The example below adds a new mutating method called square to Swift’s Int type, which squares the original value:

extension Int {
    mutating func square() {
        self = self * self
    }
}
var someInt = 3
someInt.square()
// someInt is now 9

Subscripts

Extensions can add new subscripts to an existing type. This example adds an integer subscript to Swift’s built-in Int type. This subscript [n] returns the decimal digit n places in from the right of the number:

  • 123456789[0] returns 9

  • 123456789[1] returns 8

…and so on:

extension Int {
    subscript(digitIndex: Int) -> Int {
        var decimalBase = 1
        for _ in 0..<digitIndex {
            decimalBase *= 10
        }
        return (self / decimalBase) % 10
    }
}
746381295[0]
// returns 5
746381295[1]
// returns 9
746381295[2]
// returns 2
746381295[8]
// returns 7

If the Int value doesn’t have enough digits for the requested index, the subscript implementation returns 0, as if the number had been padded with zeros to the left:

746381295[9]
// returns 0, as if you had requested:
0746381295[9]

Nested Types

Extensions can add new nested types to existing classes, structures, and enumerations:

extension Int {
    enum Kind {
        case negative, zero, positive
    }
    var kind: Kind {
        switch self {
        case 0:
            return .zero
        case let x where x > 0:
            return .positive
        default:
            return .negative
        }
    }
}

This example adds a new nested enumeration to Int. This enumeration, called Kind, expresses the kind of number that a particular integer represents. Specifically, it expresses whether the number is negative, zero, or positive.
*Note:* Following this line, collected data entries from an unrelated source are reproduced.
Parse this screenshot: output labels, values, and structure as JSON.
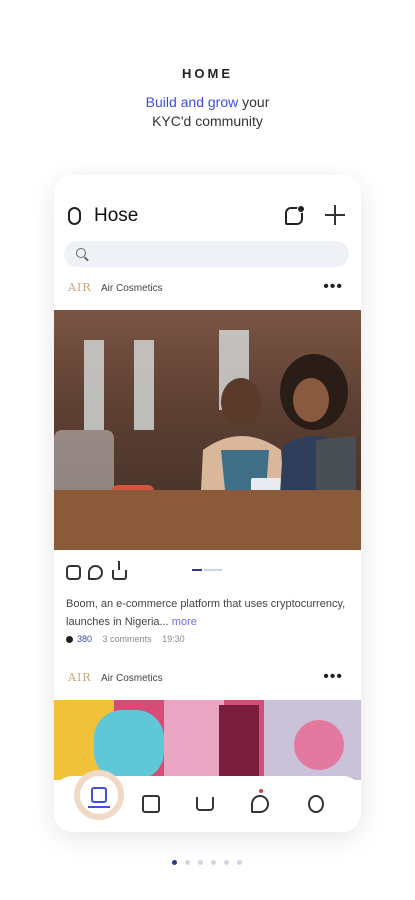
{
  "hero": {
    "title": "HOME",
    "subtitle_accent": "Build and grow",
    "subtitle_rest": " your",
    "subtitle_line2": "KYC'd community"
  },
  "app": {
    "name": "Hose",
    "search": {
      "placeholder": "",
      "value": ""
    }
  },
  "posts": [
    {
      "brand_logo": "AIR",
      "brand_name": "Air Cosmetics",
      "caption": "Boom, an e-commerce platform that uses cryptocurrency, launches in Nigeria...",
      "more": " more",
      "likes": "380",
      "comments": "3 comments",
      "time": "19:30"
    },
    {
      "brand_logo": "AIR",
      "brand_name": "Air Cosmetics"
    }
  ],
  "nav": {
    "items": [
      "feed-icon",
      "wallet-icon",
      "cart-icon",
      "notification-icon",
      "profile-icon"
    ],
    "active": 0
  },
  "pager": {
    "count": 6,
    "current": 0
  },
  "colors": {
    "accent": "#3d4fdc",
    "link": "#6a6fd6"
  }
}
This example also adds a new computed instance property to Int, called kind, which returns the appropriate Kind enumeration case for that integer.

The nested enumeration can now be used with any Int value:

func printIntegerKinds(_ numbers: [Int]) {
    for number in numbers {
        switch number.kind {
        case .negative:
            print("- ", terminator: "")
        case .zero:
            print("0 ", terminator: "")
        case .positive:
            print("+ ", terminator: "")
        }
    }
    print("")
}
printIntegerKinds([3, 19, -27, 0, -6, 0, 7])
// Prints "+ + - 0 - 0 + "

NOTE: number.kind is already known to be of type Int.Kind. Because of this, all of the Int.Kind case values can be written in shorthand form inside the switch statement, such as .negative rather than Int.Kind.negative.